The scents of freshly baked bread and vanilla washed over her in a comforting wave, and her stomach rebelled with another loud groan. She clutched her belly and winced.
“On a diet?” Without looking back at her, he urged her up to the huge, well-lit case of decadent treats. “Trust me, you don’t need to. You’re perfect as is.”

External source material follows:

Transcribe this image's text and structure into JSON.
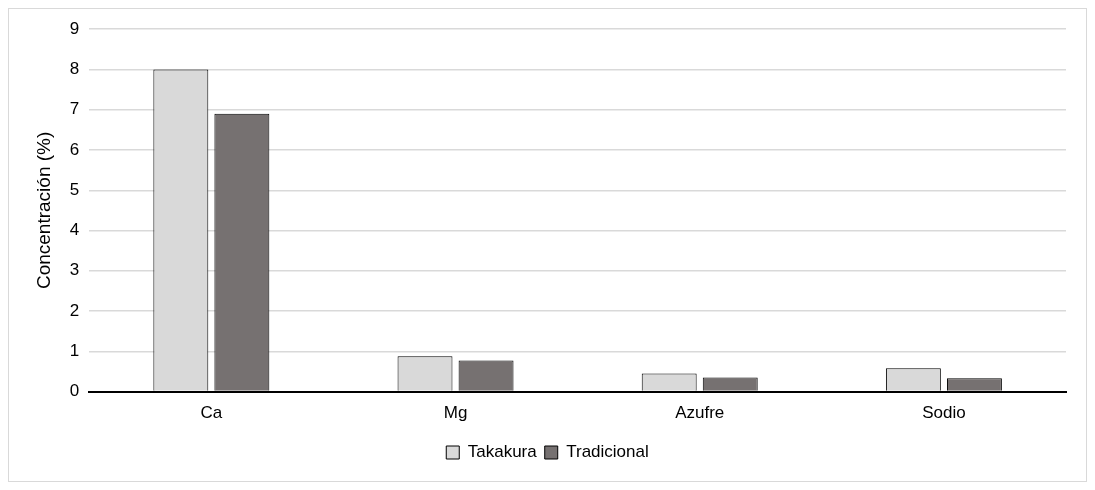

“It’s not my diet I’m worried about.” Her gaze dipped to the price beneath a fat cranberry-orange muffin. Three dollars for a stinking muffin? Her lunch cost that at the deli down the street.
“Don’t worry about anything, okay? Can you do that for me?”
She didn’t reply to his low question as the older woman behind the counter bustled up to them. It wasn’t as if Dillon could be in an incredible financial position himself. Handymen didn’t make that much, did they? She honestly had no clue. Though he probably could afford a few muffins, right?
But when he bought half a dozen of them along with two cups of coffee—more chocolate raspberry for her—and various assorted treats the woman packed into multiple boxes, she raised an eyebrow. “You planning on feeding a battalion?”
He flipped out his wallet and withdrew a gleaming silver credit card. “I thought it’d be nice to leave some on the counter at Divine. And—” He broke off, looking uncharacteristically awkward. Then he covered his unease with a smile for the woman behind the counter. “Throw in a bunch of napkins, would you?”
She beamed. “For you, Dillon, of course.”
“She knows you?” Alexa whispered when the woman went to fill his order.
“I come in here now and then.” He shrugged.
Maybe handymen made more than she realized. He did seem to have a wide range of skills in that area. Perhaps he diversified enough to bring in a decent income. She bit her lip, considering his profile. Or could he be trying to show off a little? Maybe he’d suggest an expensive restaurant next and then she’d know he was wooing her.
Which didn’t sound half-bad, truthfully.
Laden down with several white bakery bags, they entered Divine a few minutes later. She didn’t have to unlock the door, which gave her a moment’s pause until she heard the music flowing out from the back room. More jazz. She blew out a breath. Imagine that.